C’est écœurant. Je souffle doucement.
– Et qu’est-ce qu’il fait là, au juste ? réponds-je d’une voix lasse.
Elle me fusille du regard, ses sourcils se fronçant adorablement.
– Écoute un peu ! Ta tante vient d’annoncer que c’était le plus gros donateur de la soirée, ajoute-t-elle en le fixant à nouveau.
Je hausse les épaules, pas le moins du monde impressionnée par sa générosité. Grand bien lui fasse, si cela lui a fait plaisir. Son argent fera des heureux, c’est certain.
On sent mon amertume face aux hommes, ou pas encore ?
Je tourne tout de même mon regard une nouvelle fois vers l’estrade. Mes yeux apprécient ce qu’ils voient, c’est indéniable. Il a tout pour plaire, et semble très bien le savoir. Il remercie ma tante rapidement pour cette soirée, et reste humble quant à son don. Il n’ajoute pas plus de commentaires, donne une accolade à mon oncle et à ma tante et descend de la scène en posant son regard sur la foule.
Ses yeux s'accrochent aux miens, comme si j’étais la seule femme présente dans la pièce. Il me fixe de ses prunelles sombres, sans détourner le regard. Ses traits n’expriment plus la joie feinte qu’il avait sur scène. Seul un léger sourire se forme avant qu’il ne se fonde dans la masse et que je le perde de vue.
– Et après tu oses dire que tu n’aimes pas qu’on te regarde. Ma chérie, ce n’est pas en le dévorant des yeux que ça va marcher.

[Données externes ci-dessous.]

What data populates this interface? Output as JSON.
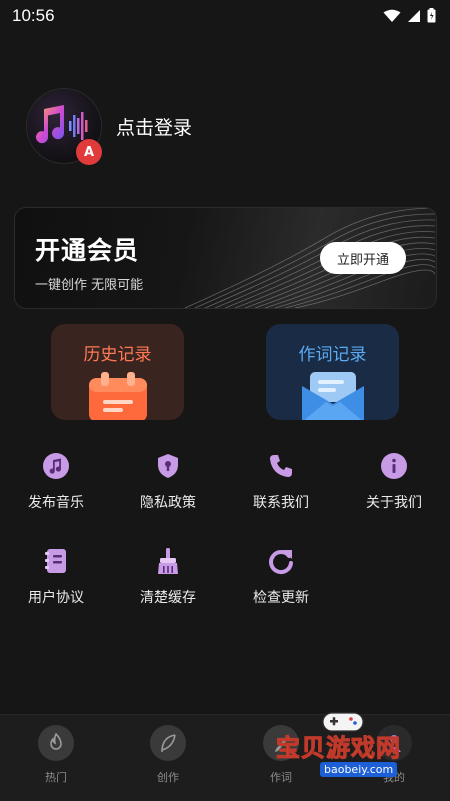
{
  "status_bar": {
    "time": "10:56"
  },
  "profile": {
    "login_text": "点击登录",
    "badge": "A"
  },
  "vip_card": {
    "title": "开通会员",
    "subtitle": "一键创作 无限可能",
    "button": "立即开通"
  },
  "records": [
    {
      "label": "历史记录",
      "color": "#ff7a55"
    },
    {
      "label": "作词记录",
      "color": "#5aa9f2"
    }
  ],
  "menu": [
    {
      "label": "发布音乐",
      "icon": "music-note-icon"
    },
    {
      "label": "隐私政策",
      "icon": "shield-lock-icon"
    },
    {
      "label": "联系我们",
      "icon": "phone-icon"
    },
    {
      "label": "关于我们",
      "icon": "info-icon"
    },
    {
      "label": "用户协议",
      "icon": "document-icon"
    },
    {
      "label": "清楚缓存",
      "icon": "broom-icon"
    },
    {
      "label": "检查更新",
      "icon": "refresh-icon"
    }
  ],
  "bottom_nav": [
    {
      "label": "热门",
      "icon": "fire-icon"
    },
    {
      "label": "创作",
      "icon": "feather-icon"
    },
    {
      "label": "作词",
      "icon": "pen-icon"
    },
    {
      "label": "我的",
      "icon": "user-icon"
    }
  ],
  "watermark": {
    "text": "宝贝游戏网",
    "url": "baobeiy.com"
  },
  "colors": {
    "accent_purple": "#b07ad6",
    "background": "#161616"
  }
}
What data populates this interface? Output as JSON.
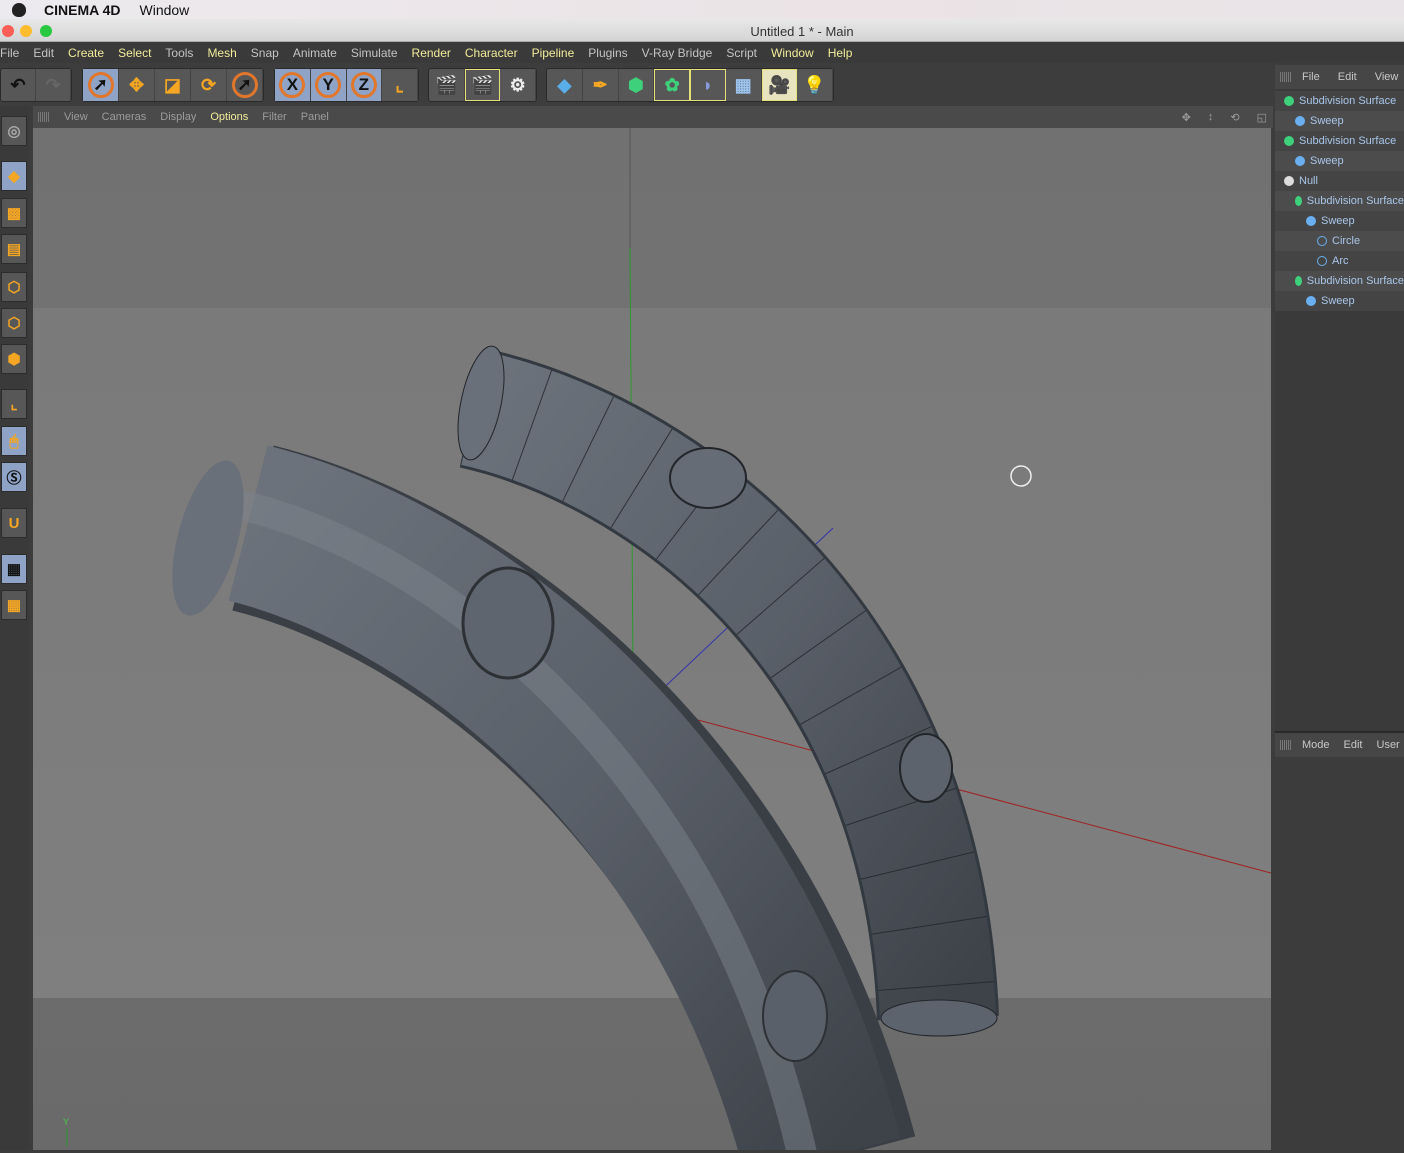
{
  "mac_menu": {
    "app": "CINEMA 4D",
    "items": [
      "Window"
    ]
  },
  "window": {
    "title": "Untitled 1 * - Main"
  },
  "menu": [
    {
      "label": "File",
      "hl": false
    },
    {
      "label": "Edit",
      "hl": false
    },
    {
      "label": "Create",
      "hl": true
    },
    {
      "label": "Select",
      "hl": true
    },
    {
      "label": "Tools",
      "hl": false
    },
    {
      "label": "Mesh",
      "hl": true
    },
    {
      "label": "Snap",
      "hl": false
    },
    {
      "label": "Animate",
      "hl": false
    },
    {
      "label": "Simulate",
      "hl": false
    },
    {
      "label": "Render",
      "hl": true
    },
    {
      "label": "Character",
      "hl": true
    },
    {
      "label": "Pipeline",
      "hl": true
    },
    {
      "label": "Plugins",
      "hl": false
    },
    {
      "label": "V-Ray Bridge",
      "hl": false
    },
    {
      "label": "Script",
      "hl": false
    },
    {
      "label": "Window",
      "hl": true
    },
    {
      "label": "Help",
      "hl": true
    }
  ],
  "toolbar": {
    "axis_x": "X",
    "axis_y": "Y",
    "axis_z": "Z"
  },
  "viewport": {
    "menu": [
      "View",
      "Cameras",
      "Display",
      "Options",
      "Filter",
      "Panel"
    ],
    "active": "Options",
    "axis_label": "Y"
  },
  "object_manager": {
    "menu": [
      "File",
      "Edit",
      "View"
    ],
    "items": [
      {
        "label": "Subdivision Surface",
        "indent": 0,
        "icon": "subdivision-icon"
      },
      {
        "label": "Sweep",
        "indent": 1,
        "icon": "sweep-icon"
      },
      {
        "label": "Subdivision Surface",
        "indent": 0,
        "icon": "subdivision-icon"
      },
      {
        "label": "Sweep",
        "indent": 1,
        "icon": "sweep-icon"
      },
      {
        "label": "Null",
        "indent": 0,
        "icon": "null-icon"
      },
      {
        "label": "Subdivision Surface",
        "indent": 1,
        "icon": "subdivision-icon"
      },
      {
        "label": "Sweep",
        "indent": 2,
        "icon": "sweep-icon"
      },
      {
        "label": "Circle",
        "indent": 3,
        "icon": "circle-spline-icon"
      },
      {
        "label": "Arc",
        "indent": 3,
        "icon": "arc-spline-icon"
      },
      {
        "label": "Subdivision Surface",
        "indent": 1,
        "icon": "subdivision-icon"
      },
      {
        "label": "Sweep",
        "indent": 2,
        "icon": "sweep-icon"
      }
    ]
  },
  "attribute_manager": {
    "menu": [
      "Mode",
      "Edit",
      "User"
    ]
  }
}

Je reviens à la réalité et fixe Aurore en fronçant des sourcils. Elle porte innocemment sa coupe à ses lèvres.
– Je ne le dévorais pas du regard.
– À d’autres, tu veux. Ça crève les yeux qu’il te plait.
J’avale à mon tour une grosse gorgée de champagne, avant d’avouer timidement.
– Peut-être, je te l’accorde. Mais ça n’ira jamais plus loin.
Elle laisse tomber l’une de ses mains sur sa jambe, soufflant désespérément devant mon cas.
– Pourquoi est-ce que tu te prives à ce point ? Ce n’est pas parce qu’il te plait que tu dois te marier avec. Les femmes aussi ont le droit de prendre du bon temps et d’apprécier la vie.
– Changeons de sujet, OK ? Je n’ai pas envie de me prendre la tête avec toi sur ça.
Elle bougonne dans son coin, répétant que nous aurons cette discussion autant de fois qu’il le faudra pour que je baisse les armes. Ce n’est pas gagné.